A maggio mi reco con la mia classe a Materada (Croazia) dove è nato;
racconta come nasce uno "scrittore di confine" e perché.
Mi colpisce la sua modesta casa in mezzo al verde, i colori dei balconi,
il ciliegio dai frutti maturi, la fiasca di buon vino e la bottiglia di
grappa che offre ai presenti.
Tutto quel tacere di cose e colori parlano di lui, uomo semplice.

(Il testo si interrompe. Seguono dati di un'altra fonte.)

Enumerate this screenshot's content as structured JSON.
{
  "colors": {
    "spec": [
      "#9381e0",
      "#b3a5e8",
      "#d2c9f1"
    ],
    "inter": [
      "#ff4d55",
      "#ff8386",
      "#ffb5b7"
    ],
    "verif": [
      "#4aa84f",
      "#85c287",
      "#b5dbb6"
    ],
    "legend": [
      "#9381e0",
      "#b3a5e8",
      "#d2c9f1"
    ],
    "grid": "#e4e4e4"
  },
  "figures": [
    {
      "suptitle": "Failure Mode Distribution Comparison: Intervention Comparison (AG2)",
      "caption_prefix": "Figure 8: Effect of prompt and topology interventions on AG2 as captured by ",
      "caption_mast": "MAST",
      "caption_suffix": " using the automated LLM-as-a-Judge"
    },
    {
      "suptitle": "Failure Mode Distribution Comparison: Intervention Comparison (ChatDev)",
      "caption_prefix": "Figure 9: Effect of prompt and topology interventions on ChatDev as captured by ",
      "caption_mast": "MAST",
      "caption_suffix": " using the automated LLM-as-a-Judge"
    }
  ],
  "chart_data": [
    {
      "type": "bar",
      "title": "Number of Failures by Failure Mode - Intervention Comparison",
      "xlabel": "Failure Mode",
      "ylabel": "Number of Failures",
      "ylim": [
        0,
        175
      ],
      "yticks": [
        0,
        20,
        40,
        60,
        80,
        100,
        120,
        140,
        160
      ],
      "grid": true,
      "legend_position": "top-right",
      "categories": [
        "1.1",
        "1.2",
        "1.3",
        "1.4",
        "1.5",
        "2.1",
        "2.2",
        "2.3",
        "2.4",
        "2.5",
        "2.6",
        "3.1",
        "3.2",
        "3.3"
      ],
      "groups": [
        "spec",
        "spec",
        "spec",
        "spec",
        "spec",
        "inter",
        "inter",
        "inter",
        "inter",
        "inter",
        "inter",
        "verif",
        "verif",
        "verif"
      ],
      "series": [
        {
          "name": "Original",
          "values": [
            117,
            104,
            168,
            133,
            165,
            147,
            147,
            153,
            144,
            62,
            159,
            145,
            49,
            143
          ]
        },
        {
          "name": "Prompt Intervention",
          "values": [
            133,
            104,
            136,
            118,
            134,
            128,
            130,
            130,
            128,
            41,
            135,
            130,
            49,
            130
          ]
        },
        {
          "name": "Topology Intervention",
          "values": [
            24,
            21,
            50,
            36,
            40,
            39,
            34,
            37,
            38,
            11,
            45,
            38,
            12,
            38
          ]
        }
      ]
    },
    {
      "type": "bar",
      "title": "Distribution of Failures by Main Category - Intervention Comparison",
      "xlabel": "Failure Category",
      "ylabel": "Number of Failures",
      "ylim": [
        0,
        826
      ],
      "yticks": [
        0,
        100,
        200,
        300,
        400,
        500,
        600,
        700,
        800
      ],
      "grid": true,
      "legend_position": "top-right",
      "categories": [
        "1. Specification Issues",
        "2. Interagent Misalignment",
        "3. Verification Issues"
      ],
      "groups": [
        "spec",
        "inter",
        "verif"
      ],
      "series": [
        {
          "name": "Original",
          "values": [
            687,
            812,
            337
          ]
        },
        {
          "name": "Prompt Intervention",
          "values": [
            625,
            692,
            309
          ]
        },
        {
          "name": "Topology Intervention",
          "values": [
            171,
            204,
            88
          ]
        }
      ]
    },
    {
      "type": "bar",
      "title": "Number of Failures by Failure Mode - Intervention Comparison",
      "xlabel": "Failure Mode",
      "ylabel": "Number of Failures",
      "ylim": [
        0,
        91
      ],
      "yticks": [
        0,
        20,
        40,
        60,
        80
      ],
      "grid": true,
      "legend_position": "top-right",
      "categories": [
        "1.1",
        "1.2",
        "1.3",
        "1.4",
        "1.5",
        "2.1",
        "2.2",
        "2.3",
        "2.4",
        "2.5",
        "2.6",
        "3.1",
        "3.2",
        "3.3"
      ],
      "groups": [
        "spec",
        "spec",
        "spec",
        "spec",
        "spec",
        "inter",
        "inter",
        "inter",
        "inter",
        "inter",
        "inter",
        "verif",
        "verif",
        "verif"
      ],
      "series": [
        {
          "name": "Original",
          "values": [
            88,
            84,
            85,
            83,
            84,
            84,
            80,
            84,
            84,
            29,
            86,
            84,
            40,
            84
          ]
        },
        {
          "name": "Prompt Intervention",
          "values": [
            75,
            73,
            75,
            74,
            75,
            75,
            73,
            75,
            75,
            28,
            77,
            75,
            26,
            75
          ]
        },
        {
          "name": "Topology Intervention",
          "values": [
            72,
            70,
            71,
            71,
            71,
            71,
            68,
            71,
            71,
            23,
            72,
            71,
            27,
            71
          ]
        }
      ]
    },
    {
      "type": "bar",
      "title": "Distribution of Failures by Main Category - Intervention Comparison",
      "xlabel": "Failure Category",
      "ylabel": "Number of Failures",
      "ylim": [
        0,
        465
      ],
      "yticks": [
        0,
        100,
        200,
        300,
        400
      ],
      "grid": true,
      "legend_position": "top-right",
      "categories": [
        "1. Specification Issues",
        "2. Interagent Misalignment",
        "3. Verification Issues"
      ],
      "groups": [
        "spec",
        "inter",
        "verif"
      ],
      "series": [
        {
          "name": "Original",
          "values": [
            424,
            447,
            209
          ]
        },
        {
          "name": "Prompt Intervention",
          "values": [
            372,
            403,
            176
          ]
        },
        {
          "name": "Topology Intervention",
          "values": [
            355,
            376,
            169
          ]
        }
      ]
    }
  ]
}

Passeggiamo in una stradina tortuosa fiancheggiata dall’erba alta, mi fa
notare gli asparagi selvatici che ai miei occhi sono insignificanti mentre
per lui, nella sua modestia e semplicità, sono preziosi frutti della
terra. Li raccoglie per me e io li porto a casa come un grande dono.
Dalle sue parole e dai suoi scritti ho capito ancora di più quanto
possano essere belle anche le cose più semplici e quanto sia importante
accettare un amore diverso.
Nel mio pensiero per lui la speranza di poter perseguire le sue orme.
A frugare nella coscienza si trova sempre di aver trasgredito qualcosa.